ITA REST API authentication method

Hannu1 · ‎2021-08-23

Hello,

When DCO was using basic authentication, we noticed that ITA requires token based authentication at least with customer data.
Do we have any option to choose which authentication method to use when having on-premise installation.

Thanks

Hannu1 · ‎2021-08-24

I did a test by logon https://<itaserver>/api/current page, the page seems also giving error message when using the interface account.

I checked if some permission is missing from the account and noticed that when giving permission to 'User Rights and Authentication Servers' then api call went throw without errors. @gsterling can I leave this permission or does this open security vulnerabilities?

Thanks

See Answer In Context

gsterling · ‎2021-08-23

Hello Hannu

Use of the REST api with ITA should require you use valid credentials from the ITA server. The capabilities in REST should then be based on the permissions of that user account. Once authenticated the same user account is then used for subsequent API calls using JWT tokens for session management.

Were you looking for other methods for accessing the REST apis?

Regards

Greg Sterling

Hannu1 · ‎2021-08-24

Hi Greg,

Thanks for helping @gsterling.

I'm using an interface account which has Desktop Client and API permission. This account can insert customer data to DCO when ITA gives an error message; "[gLve95nOS0qvzRJAlXRmoA] [442339a8cc83] [com.apc.webservice.api.server.exception.mapper.APIExceptionMapper] (default task-30 gLve95nOS0qvzRJAlXRmoA) API client error: [100001] Invalid access - User with anonymized name 442339a8cc83 does not have access to add customers (Status Code: 403)".

I was wondering if authentication has changed for customer data. Rack data can be modified using API when customer data gives an error. API document tells that Desktop Client permission should be enough for interface, is this same for customer data or what can cause the error.

Thanks

gsterling · ‎2021-08-24

Are you able to share a sample API call you're making?

API security has been tightened a bit since the DCO releases to make the API's more secure.

You are using logon credentials of a valid ITA user account when making the API call, correct?
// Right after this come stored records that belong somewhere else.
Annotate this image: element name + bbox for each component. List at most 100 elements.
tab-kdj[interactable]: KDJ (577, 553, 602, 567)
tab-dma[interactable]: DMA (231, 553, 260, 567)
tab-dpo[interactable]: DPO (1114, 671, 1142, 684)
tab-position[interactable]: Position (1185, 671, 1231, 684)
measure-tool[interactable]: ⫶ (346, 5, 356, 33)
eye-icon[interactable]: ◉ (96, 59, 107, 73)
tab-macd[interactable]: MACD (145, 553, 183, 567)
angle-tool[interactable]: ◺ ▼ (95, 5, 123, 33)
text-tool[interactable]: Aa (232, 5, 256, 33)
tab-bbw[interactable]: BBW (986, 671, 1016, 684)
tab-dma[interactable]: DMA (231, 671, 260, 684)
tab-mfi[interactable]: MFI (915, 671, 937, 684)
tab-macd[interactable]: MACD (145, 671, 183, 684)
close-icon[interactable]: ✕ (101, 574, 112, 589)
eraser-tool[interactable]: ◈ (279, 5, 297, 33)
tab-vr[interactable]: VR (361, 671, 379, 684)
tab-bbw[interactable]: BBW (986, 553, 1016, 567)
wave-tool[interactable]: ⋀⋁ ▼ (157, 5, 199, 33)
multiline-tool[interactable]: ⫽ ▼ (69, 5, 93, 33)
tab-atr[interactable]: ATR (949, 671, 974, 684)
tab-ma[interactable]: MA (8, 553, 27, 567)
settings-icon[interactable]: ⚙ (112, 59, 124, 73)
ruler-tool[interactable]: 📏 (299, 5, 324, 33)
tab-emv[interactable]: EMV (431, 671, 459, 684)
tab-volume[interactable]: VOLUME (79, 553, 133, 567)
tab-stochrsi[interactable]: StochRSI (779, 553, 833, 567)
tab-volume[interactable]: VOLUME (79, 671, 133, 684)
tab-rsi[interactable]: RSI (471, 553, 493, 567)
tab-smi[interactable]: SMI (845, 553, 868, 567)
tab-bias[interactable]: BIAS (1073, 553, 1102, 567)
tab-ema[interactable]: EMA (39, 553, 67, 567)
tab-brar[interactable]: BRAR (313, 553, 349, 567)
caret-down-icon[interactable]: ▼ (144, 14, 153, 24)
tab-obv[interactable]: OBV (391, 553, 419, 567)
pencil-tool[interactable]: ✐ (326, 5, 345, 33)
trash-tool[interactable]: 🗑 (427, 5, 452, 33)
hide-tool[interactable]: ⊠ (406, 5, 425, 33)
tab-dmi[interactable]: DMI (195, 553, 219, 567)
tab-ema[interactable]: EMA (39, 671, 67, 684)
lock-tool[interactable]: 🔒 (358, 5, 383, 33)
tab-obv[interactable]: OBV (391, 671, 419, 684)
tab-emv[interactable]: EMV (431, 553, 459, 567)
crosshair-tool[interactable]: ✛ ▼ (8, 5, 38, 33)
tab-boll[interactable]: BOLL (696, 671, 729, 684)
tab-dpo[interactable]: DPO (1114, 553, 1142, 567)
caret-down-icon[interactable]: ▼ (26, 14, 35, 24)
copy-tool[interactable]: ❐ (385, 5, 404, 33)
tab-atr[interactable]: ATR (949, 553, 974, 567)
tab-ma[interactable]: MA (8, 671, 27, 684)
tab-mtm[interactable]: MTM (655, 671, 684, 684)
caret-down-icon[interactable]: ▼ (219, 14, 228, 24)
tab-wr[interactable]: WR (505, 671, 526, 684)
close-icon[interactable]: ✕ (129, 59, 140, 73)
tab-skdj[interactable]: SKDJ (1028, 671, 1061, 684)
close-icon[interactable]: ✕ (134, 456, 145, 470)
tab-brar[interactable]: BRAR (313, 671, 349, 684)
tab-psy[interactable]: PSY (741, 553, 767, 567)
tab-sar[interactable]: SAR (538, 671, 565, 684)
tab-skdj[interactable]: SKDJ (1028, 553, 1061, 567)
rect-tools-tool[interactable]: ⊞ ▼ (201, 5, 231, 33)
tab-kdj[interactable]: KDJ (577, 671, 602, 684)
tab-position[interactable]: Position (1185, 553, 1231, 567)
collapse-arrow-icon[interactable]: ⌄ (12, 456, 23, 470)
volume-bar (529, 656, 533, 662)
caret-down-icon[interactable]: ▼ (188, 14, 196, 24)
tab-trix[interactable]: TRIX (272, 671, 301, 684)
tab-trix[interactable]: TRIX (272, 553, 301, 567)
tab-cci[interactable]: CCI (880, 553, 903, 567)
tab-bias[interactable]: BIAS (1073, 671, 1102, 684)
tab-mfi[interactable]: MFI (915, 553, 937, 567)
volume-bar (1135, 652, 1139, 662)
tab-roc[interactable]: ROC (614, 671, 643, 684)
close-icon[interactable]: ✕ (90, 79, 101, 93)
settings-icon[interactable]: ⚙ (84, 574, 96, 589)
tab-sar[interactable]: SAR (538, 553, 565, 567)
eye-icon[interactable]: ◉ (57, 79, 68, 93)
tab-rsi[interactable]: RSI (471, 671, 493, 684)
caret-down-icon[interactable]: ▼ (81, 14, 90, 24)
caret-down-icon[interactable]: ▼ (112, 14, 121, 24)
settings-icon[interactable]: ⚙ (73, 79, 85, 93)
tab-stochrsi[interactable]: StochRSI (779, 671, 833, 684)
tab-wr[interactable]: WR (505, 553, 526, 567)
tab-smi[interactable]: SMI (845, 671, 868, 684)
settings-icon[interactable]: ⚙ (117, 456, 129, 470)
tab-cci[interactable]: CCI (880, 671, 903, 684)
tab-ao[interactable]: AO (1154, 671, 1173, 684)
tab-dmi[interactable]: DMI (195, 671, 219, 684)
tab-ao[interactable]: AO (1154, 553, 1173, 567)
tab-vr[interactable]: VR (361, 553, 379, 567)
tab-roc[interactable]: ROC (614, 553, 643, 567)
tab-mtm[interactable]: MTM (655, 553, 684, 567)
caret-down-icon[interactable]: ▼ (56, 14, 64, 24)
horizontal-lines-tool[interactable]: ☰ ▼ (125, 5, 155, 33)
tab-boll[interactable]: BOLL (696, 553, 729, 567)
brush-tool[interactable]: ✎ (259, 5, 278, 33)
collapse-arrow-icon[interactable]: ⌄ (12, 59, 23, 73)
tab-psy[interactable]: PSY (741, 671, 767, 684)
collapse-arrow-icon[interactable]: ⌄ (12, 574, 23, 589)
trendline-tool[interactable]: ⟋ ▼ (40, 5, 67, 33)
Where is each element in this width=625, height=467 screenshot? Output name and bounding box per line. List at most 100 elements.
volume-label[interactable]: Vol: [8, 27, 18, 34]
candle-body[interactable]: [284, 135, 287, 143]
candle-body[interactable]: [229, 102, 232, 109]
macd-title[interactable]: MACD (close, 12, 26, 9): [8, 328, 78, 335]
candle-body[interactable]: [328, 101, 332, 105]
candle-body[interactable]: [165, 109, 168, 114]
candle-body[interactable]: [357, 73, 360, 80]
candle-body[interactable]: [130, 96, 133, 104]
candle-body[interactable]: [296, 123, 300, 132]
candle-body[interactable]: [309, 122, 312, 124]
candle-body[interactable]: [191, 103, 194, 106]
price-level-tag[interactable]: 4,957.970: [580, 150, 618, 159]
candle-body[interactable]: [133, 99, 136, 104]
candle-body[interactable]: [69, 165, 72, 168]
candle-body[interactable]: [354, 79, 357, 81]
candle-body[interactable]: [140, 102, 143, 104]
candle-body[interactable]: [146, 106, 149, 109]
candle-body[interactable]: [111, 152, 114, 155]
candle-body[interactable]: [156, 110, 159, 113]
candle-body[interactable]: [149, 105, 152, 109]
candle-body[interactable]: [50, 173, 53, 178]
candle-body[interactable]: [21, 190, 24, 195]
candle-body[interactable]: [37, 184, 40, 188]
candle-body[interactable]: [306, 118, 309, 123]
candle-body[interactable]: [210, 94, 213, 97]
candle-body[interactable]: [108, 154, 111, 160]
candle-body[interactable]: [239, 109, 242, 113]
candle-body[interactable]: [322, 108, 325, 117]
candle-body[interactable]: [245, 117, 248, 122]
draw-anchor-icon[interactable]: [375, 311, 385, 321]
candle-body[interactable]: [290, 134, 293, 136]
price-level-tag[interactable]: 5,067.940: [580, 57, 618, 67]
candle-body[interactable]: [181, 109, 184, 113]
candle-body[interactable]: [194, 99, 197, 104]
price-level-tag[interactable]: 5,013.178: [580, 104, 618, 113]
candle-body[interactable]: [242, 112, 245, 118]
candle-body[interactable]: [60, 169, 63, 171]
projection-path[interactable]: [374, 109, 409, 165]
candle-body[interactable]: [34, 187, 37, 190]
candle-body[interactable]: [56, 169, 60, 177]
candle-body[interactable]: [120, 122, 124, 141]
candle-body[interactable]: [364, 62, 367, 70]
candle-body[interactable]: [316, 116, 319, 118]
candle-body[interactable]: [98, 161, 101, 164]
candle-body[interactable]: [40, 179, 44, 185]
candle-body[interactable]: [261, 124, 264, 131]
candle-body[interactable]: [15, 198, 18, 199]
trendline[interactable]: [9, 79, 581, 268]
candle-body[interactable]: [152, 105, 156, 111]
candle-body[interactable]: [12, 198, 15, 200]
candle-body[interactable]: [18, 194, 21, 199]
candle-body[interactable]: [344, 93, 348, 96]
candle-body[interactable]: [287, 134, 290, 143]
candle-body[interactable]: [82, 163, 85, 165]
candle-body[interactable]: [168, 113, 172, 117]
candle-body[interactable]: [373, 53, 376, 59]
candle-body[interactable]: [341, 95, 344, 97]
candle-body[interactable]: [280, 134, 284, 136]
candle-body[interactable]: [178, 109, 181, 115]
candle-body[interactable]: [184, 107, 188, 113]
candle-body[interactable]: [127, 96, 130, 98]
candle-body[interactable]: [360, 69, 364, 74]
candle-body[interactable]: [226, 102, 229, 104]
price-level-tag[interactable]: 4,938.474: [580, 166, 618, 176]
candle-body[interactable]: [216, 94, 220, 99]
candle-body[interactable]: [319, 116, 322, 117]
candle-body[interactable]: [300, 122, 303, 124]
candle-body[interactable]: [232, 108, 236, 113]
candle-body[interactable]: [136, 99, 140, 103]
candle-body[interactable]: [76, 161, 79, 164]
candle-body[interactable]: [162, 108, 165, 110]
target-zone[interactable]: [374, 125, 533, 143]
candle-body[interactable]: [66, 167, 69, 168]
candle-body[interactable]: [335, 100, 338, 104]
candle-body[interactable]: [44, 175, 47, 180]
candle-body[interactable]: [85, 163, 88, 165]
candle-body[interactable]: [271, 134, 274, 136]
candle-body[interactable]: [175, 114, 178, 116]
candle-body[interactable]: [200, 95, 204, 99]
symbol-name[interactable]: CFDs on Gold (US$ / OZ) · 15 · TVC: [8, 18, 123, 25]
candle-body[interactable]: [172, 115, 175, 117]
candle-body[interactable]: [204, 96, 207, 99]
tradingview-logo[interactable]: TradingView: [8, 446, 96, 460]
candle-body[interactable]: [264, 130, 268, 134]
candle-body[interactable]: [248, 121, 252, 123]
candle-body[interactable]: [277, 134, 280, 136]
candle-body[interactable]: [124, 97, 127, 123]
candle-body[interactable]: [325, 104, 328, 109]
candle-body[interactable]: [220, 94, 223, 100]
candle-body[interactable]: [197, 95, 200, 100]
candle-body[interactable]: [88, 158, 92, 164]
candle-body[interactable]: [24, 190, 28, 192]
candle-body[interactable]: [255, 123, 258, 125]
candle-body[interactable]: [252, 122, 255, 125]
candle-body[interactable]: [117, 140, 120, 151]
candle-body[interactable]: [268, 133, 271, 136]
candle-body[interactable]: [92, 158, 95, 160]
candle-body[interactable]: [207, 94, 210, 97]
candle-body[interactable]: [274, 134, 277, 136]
And that user account has permissions to make changes like adding customers?

If you browse to the https://<itaserver>/api/current page, logon using that user account, are you able to manually add/change a customer from that view?

Regards

Greg Sterling

Hannu1 · ‎2021-08-24

I did a test by logon https://<itaserver>/api/current page, the page seems also giving error message when using the interface account.

I checked if some permission is missing from the account and noticed that when giving permission to 'User Rights and Authentication Servers' then api call went throw without errors. @gsterling can I leave this permission or does this open security vulnerabilities?

Thanks

Anonymous user · ‎2021-08-28

@gsterling wrote:
Hello Hannu

Use of the REST api with ITA should require you use valid credentials from the ITA server. The capabilities in REST should then be based on the permissions of that user account. Once authenticated the same user account is then used for subsequent API calls using JWT tokens for session management.

Were you looking for other methods for accessing the REST apis?

Regards

Greg Sterling

Hello @gsterling,

Thanks for update and quick reply, Looking for same issue and i found lots of helpful information here, Really appreciate for help.